You may be wondering where that “2 bits/pixel” figure earlier came from… This is something called “bit depth”.
See, colors are not stored in the tiles themselves! Instead, it works like a coloring book: the tile itself contains 8 by 8 indices, not colors; you give the hardware a tile and a set of colors—a palette—and it colorizes them! (This is also why color swaps were very common back then: you could create enemy variations by storing tiny palettes instead of large different graphics.)
Anyway, as it is, Game Boy palettes are 4 colors large.1 This means that the indices into those palettes, stored in the tiles, can be represented in only two bits! This is called “2 bits per pixel”, noted “2bpp”.
With that in mind, we are ready to explain how these bytes turn into pixels!
Encoding
As I explained, each pixel takes up 2 bits. Since there are 8 bits in a byte, you might expect each byte to contain 4 pixels… and you would be neither entirely right, nor entirely wrong. See, each row of 8 pixels is stored in 2 bytes, but neither of these bytes contains the info for 4 pixels. (Think of it like a 10 € banknote torn in half: neither half is worth anything, but the full bill is worth, well, 10 €.)
For each pixel, the least significant bit of its index is stored in the first byte, and the most significant bit is stored in the second byte.
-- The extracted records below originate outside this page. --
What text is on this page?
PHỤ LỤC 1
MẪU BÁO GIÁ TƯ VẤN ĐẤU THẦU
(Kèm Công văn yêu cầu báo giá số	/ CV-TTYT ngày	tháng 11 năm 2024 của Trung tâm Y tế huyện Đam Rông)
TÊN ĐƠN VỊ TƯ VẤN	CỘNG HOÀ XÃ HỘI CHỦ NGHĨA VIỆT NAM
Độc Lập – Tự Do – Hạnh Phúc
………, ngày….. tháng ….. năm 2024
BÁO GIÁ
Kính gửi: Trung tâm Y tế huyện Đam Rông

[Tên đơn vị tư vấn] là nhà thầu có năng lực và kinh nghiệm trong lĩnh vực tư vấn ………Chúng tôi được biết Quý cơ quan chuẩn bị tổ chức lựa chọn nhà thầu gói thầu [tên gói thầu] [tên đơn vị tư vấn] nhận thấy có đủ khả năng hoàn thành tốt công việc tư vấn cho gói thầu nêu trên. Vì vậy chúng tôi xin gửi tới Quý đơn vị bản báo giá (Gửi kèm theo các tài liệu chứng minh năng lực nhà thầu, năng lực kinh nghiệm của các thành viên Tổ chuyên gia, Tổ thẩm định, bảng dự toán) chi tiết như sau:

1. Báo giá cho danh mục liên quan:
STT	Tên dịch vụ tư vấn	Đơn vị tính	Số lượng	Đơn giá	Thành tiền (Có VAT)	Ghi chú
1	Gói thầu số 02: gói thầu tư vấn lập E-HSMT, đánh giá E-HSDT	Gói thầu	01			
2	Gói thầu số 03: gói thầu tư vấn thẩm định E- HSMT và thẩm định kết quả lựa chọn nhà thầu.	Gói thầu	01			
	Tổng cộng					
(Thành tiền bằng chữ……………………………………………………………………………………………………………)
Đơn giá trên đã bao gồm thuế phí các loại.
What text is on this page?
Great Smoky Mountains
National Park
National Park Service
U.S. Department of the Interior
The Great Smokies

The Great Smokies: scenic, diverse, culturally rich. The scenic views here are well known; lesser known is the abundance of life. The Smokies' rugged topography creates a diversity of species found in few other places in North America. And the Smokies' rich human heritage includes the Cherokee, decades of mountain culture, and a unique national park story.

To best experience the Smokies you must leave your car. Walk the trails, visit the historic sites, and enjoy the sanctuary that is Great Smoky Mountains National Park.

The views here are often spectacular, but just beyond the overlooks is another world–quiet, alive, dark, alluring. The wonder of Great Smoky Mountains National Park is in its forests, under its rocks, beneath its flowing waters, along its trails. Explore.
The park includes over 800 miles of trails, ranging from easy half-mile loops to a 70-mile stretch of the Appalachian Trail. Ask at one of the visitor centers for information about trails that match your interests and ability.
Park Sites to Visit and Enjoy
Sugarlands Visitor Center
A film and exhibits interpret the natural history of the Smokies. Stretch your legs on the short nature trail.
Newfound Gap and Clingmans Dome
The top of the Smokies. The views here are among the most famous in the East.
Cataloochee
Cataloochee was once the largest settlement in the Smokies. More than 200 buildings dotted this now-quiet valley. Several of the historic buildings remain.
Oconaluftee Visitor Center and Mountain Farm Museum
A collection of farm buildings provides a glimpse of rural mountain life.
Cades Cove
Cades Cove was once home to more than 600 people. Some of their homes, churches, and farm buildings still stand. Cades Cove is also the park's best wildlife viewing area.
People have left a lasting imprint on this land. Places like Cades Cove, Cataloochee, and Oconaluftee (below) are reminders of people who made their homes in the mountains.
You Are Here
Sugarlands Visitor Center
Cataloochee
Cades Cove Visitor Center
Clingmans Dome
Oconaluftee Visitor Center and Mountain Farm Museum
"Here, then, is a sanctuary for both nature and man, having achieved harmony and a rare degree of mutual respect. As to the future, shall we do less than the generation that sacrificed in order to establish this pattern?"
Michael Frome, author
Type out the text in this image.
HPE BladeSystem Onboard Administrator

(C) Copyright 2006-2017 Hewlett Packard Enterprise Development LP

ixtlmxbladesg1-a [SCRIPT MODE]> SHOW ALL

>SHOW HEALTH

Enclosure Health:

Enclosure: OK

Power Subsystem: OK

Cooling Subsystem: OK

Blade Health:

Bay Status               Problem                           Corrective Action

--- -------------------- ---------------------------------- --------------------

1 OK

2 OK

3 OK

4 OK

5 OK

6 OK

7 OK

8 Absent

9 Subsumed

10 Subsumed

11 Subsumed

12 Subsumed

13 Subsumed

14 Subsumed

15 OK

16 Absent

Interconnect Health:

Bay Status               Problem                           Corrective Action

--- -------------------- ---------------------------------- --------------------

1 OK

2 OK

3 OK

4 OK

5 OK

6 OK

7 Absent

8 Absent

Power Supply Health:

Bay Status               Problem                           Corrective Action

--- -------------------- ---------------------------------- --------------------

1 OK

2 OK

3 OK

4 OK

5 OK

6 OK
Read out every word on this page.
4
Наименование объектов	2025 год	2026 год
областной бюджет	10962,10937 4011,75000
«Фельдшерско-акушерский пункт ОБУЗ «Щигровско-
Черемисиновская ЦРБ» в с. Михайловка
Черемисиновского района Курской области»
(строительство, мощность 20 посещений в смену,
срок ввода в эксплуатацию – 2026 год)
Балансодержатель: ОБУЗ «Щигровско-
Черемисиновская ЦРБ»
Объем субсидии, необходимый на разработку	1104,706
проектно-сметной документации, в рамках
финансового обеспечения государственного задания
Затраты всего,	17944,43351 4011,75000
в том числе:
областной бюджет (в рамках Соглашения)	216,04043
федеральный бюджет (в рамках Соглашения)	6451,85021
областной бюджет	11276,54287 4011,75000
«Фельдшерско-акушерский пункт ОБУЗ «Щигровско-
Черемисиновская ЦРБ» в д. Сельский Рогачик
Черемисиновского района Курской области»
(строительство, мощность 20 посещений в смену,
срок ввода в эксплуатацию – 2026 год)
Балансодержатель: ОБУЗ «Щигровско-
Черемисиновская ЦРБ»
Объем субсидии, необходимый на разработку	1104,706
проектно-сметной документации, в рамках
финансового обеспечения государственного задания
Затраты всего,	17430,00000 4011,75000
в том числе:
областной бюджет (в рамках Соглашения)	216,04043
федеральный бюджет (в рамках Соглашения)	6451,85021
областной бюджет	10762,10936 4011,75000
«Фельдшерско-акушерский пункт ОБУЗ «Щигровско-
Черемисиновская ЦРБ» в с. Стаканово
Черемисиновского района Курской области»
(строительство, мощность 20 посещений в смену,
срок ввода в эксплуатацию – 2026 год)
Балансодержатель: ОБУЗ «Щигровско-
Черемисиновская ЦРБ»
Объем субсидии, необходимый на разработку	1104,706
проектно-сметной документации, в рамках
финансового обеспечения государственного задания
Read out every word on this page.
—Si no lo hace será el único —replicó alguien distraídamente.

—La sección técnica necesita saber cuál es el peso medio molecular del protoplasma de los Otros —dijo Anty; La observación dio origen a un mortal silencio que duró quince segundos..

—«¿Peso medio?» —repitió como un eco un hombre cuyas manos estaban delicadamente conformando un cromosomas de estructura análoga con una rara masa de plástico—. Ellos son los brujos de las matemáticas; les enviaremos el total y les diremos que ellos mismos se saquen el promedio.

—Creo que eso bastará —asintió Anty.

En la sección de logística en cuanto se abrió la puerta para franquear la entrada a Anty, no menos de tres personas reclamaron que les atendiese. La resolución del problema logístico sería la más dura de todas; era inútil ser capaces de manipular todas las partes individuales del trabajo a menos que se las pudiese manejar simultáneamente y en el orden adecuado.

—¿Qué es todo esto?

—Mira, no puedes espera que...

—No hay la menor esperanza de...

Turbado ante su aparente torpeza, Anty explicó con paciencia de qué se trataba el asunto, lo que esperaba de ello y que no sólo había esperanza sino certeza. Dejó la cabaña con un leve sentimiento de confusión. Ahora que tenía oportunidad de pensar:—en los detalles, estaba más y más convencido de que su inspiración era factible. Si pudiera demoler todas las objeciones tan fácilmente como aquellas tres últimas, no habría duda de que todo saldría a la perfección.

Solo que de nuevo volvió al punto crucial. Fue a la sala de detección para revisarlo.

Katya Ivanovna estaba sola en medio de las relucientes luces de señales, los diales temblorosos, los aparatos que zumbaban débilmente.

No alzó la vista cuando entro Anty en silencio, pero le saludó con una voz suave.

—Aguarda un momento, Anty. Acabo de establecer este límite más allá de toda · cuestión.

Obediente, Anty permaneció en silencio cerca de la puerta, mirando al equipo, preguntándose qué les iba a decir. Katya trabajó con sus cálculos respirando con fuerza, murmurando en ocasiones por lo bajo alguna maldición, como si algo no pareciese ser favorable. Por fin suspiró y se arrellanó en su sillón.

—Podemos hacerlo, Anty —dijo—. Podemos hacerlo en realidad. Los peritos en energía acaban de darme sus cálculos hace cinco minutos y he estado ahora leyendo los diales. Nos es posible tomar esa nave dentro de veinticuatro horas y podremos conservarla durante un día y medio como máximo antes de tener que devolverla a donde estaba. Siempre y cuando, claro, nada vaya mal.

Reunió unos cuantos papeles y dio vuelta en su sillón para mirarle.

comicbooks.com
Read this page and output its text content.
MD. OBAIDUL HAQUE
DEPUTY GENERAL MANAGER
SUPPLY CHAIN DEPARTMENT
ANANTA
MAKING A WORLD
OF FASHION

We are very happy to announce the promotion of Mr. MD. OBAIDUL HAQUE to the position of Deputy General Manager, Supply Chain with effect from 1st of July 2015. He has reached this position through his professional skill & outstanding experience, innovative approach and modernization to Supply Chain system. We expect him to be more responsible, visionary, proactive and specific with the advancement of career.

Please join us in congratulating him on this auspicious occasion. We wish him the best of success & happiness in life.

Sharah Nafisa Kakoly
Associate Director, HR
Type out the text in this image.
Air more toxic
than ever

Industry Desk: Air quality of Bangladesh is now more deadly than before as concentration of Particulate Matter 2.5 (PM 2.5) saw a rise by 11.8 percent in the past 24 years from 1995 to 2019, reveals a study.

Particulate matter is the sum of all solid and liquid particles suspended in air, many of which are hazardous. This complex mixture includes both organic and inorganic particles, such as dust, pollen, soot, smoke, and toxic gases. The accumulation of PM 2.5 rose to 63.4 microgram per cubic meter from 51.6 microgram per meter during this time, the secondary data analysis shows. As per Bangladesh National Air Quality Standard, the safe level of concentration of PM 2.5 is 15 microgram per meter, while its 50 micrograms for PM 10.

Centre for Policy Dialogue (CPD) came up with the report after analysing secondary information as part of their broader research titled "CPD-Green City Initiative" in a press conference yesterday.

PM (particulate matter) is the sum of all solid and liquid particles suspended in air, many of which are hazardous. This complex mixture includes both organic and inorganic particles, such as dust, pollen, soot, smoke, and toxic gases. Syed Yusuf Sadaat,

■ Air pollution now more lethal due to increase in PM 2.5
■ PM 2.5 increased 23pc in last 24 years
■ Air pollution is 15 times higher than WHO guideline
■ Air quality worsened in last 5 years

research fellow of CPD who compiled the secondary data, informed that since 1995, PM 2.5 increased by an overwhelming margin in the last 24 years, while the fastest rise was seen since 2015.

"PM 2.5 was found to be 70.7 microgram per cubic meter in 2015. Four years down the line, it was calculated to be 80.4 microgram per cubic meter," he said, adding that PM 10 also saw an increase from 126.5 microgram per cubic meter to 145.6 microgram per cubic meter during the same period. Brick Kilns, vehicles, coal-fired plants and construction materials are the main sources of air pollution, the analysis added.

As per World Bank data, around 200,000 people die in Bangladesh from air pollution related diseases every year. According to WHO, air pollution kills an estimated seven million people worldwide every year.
Since each byte is a collection of one of the bits for each pixel, it’s called a bitplane.
The leftmost pixel is stored in the leftmost bit of both bytes, the pixel to its right in the second leftmost bit, and so on. The first pair of bytes stores the topmost row, the second byte the row below that, and so on.
Here is a more visual demonstration:
This encoding may seem a little weird at first, and it can be; it’s made to be more convenient for the hardware to decode, keeping the circuitry simple and low-power. It even makes a few cool tricks possible, as we will see (much) later!
You can read up more about the encoding in the Pan Docs and ShantyTown’s site.
In the next lesson, we shall see how colors are applied!
Other consoles can have varying bit depths; for example, the SNES has 2bpp, 4bpp, and 8bpp depending on the graphics mode and a few other parameters.